The risk of euDKA remains quite low, however. Dr. Taylor estimates that euDKA among patients with T2DM may number less than 1:1000, and is probably closer to 1:10,000. Most of the concern centers on off-label use of SGLT2 inhibitors in patients with T1DM.
Doctors may be motivated to use SGLT2 inhibitors off label in patients with T1DM in order to decrease the insulin dose and possibly decrease the risk of hypoglycemia, Dr. Taylor explained. In addition, early research has suggested that empaglifozin can decrease glomerular hyperfiltration, which could be renoprotective in patients with T1DM. Dr. Taylor needs more convincing, though.

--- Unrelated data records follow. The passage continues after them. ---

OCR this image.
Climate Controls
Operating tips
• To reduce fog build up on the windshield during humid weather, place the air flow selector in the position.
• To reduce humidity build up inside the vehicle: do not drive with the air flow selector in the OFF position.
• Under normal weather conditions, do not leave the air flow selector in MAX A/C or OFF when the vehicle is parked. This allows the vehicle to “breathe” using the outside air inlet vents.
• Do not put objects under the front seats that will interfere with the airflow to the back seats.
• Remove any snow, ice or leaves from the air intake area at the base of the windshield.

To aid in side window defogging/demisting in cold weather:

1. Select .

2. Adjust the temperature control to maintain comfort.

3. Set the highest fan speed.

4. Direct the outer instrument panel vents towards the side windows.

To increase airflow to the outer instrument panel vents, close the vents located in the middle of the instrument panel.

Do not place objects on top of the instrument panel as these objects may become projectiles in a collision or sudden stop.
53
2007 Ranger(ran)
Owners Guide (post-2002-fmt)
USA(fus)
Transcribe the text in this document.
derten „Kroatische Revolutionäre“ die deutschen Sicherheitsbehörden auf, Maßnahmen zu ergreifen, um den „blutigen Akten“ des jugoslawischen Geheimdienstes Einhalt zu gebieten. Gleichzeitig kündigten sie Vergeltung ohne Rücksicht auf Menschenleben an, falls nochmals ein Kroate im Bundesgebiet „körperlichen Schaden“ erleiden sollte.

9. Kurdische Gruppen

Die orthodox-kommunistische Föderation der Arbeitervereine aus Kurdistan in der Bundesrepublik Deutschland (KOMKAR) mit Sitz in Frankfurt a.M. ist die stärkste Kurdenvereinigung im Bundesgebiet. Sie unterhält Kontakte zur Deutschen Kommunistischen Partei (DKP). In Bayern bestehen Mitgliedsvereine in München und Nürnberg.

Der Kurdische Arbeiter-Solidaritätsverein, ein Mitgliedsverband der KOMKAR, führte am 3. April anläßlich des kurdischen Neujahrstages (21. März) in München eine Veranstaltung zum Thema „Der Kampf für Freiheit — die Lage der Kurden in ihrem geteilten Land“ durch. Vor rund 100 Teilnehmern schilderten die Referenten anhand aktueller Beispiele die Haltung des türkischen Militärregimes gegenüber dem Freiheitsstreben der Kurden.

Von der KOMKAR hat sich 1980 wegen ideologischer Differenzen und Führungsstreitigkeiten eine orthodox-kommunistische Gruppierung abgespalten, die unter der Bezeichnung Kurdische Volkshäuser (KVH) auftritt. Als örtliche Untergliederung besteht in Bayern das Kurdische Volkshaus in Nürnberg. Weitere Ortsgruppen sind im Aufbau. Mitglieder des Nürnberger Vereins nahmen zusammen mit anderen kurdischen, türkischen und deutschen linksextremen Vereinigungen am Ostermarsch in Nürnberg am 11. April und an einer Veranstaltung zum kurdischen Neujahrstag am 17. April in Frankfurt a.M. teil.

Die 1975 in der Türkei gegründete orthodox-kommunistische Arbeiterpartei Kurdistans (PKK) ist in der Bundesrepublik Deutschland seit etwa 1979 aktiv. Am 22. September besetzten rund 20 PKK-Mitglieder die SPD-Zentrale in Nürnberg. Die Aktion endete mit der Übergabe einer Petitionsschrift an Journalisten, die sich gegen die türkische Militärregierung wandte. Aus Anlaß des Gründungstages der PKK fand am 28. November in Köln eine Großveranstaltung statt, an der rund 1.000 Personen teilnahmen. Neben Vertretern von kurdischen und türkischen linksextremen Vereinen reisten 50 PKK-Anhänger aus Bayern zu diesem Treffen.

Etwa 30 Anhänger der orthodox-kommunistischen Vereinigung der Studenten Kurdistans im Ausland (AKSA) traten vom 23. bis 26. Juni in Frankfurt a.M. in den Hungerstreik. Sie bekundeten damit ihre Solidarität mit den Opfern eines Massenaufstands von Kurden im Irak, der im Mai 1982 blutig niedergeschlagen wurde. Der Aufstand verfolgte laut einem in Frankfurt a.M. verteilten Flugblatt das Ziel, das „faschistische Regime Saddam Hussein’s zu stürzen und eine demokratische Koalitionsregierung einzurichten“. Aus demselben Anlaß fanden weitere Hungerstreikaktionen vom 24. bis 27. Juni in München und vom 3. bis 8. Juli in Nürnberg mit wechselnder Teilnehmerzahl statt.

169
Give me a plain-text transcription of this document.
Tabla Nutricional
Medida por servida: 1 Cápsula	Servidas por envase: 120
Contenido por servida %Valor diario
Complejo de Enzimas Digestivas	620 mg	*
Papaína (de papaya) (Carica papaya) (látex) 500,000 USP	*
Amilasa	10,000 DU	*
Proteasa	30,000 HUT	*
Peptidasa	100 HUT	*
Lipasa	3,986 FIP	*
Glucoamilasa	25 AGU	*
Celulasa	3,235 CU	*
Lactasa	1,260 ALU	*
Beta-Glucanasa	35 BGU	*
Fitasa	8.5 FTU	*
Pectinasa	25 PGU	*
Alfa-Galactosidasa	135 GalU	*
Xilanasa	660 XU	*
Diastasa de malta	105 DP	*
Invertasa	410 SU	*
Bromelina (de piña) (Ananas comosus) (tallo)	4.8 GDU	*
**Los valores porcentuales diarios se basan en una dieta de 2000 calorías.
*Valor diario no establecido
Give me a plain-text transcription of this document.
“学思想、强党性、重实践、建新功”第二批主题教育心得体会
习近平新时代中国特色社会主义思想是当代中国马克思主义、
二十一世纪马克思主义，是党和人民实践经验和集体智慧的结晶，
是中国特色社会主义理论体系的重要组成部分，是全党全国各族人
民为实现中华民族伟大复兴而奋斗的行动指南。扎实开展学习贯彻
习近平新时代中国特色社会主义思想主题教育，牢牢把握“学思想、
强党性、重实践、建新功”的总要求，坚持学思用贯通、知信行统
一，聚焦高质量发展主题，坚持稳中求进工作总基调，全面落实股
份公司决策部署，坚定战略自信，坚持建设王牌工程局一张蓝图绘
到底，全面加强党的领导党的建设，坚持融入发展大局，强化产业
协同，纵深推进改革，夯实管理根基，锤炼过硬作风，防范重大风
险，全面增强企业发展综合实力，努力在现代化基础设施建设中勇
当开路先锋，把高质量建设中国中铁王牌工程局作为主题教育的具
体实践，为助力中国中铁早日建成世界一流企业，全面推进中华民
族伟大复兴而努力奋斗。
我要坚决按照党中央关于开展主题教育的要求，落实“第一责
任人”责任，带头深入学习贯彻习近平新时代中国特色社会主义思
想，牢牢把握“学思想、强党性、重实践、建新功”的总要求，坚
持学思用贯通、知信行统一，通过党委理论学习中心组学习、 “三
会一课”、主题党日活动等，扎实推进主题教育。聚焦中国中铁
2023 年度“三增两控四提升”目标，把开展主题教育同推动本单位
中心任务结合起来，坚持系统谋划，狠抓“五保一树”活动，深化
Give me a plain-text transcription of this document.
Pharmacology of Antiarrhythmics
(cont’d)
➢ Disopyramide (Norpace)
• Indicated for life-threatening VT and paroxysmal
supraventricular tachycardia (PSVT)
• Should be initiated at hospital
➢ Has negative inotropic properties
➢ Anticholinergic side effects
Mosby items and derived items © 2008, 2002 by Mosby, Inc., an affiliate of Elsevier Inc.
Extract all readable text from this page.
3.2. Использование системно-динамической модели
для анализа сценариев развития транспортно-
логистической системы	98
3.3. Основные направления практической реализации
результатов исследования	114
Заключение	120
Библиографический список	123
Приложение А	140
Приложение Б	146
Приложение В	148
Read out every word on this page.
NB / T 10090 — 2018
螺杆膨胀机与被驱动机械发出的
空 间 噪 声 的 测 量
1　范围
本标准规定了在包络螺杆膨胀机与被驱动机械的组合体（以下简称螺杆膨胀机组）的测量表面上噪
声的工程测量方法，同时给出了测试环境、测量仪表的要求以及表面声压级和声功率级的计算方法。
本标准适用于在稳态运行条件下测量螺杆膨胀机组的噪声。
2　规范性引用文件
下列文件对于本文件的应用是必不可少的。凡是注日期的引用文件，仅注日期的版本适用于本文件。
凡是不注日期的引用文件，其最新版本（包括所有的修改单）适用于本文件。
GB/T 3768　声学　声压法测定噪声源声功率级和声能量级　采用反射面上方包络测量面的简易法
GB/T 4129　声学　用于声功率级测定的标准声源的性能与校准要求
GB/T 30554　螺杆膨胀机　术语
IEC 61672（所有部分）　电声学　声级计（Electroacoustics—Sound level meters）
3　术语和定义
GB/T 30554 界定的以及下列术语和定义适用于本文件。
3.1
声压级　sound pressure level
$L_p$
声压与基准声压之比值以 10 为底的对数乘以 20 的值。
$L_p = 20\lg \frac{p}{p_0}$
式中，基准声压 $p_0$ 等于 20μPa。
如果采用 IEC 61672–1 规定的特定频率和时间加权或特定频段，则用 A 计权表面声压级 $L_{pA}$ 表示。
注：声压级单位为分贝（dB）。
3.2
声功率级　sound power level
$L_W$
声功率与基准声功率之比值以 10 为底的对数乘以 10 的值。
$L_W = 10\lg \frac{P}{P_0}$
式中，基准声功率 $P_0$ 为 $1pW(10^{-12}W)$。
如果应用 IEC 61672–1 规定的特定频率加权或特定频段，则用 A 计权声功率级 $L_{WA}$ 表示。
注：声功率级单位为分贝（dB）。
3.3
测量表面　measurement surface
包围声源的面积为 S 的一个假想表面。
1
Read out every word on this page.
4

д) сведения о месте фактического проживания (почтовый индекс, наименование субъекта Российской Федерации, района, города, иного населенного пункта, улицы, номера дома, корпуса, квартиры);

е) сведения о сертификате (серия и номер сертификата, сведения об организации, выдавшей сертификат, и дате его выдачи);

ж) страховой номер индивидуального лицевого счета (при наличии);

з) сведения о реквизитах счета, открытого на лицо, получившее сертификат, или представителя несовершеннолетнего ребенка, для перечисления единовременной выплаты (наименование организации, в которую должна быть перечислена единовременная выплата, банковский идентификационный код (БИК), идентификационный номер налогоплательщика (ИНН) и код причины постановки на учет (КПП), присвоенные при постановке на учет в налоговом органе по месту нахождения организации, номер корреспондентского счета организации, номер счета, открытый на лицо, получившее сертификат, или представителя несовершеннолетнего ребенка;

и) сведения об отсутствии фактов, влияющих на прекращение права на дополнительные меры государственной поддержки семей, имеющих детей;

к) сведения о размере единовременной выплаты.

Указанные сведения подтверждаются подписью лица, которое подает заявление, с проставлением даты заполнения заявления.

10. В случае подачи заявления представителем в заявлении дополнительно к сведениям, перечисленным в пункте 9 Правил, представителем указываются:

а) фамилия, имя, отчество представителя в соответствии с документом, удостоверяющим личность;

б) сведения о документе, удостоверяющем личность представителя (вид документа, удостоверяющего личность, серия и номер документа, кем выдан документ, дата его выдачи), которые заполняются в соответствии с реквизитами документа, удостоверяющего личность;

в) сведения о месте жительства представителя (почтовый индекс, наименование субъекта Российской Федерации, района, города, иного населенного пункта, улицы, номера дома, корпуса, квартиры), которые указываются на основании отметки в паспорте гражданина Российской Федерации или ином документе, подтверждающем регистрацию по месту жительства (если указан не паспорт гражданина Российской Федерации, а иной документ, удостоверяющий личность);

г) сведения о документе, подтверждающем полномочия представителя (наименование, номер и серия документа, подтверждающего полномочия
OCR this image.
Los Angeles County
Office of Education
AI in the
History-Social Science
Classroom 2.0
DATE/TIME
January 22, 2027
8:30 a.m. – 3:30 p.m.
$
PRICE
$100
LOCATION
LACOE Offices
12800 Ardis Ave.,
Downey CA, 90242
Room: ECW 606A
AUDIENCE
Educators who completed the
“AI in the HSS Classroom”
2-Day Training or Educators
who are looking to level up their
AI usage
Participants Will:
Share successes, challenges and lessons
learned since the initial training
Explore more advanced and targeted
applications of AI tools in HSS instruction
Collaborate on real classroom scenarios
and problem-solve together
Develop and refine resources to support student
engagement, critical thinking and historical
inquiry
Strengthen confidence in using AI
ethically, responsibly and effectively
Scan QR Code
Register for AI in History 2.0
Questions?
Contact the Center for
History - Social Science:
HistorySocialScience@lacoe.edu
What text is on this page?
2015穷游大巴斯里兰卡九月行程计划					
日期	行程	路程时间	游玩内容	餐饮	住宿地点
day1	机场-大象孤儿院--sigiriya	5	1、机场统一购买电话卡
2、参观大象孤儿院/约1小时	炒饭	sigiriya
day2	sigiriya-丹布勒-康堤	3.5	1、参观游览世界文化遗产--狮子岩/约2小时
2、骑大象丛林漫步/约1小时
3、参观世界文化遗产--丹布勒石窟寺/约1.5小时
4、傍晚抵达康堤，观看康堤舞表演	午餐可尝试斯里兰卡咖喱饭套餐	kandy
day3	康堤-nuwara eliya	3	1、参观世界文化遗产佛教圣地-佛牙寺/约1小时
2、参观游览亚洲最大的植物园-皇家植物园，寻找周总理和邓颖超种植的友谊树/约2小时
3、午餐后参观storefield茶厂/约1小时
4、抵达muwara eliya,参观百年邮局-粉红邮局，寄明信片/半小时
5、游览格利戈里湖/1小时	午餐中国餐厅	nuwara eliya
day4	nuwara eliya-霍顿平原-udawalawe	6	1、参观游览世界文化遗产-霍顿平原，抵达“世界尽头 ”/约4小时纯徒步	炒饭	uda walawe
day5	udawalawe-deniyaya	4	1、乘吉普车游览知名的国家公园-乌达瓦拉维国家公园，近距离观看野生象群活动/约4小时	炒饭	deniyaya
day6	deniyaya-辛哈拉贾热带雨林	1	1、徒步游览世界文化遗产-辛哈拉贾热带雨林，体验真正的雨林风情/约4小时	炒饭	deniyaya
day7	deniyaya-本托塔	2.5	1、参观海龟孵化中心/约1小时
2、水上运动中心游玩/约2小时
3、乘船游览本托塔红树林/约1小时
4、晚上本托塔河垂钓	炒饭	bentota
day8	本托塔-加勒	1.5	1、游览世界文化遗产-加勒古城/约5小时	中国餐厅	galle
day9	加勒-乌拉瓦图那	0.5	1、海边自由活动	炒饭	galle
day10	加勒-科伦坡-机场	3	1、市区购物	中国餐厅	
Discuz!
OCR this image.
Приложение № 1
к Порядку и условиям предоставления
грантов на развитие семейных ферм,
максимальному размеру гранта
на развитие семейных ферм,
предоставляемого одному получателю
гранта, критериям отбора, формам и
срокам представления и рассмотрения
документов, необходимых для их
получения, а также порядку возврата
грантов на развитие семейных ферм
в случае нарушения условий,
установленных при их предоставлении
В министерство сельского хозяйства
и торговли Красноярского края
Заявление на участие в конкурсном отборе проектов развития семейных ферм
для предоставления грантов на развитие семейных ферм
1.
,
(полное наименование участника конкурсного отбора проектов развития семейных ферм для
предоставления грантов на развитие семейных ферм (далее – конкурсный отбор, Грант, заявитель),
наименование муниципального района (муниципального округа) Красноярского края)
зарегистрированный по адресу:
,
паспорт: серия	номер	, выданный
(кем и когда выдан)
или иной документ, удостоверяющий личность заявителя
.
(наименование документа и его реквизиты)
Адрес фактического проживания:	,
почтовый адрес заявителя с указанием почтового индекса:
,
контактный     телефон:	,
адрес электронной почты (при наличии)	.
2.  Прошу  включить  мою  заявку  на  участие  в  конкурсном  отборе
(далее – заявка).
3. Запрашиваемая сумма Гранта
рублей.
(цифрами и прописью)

"I really do believe that off-label use of these drugs [SGLT2 inhibitors] in T1DM is inappropriate," commented Dr. Taylor, "As far as I can tell, there is no compelling evidence suggesting meaningful clinical benefit in terms of reduced risk of hypoglycemia or renoprotection. And there certainly are risks in terms of ketoacidosis for T1DM patients."
"If and when clinical trials provide convincing evidence of a favorable benefit-to-risk profile, then I will change my mind," he added, "But I don't think that clinical practice doctors should jump the gun and start using these drugs off-label at the present time."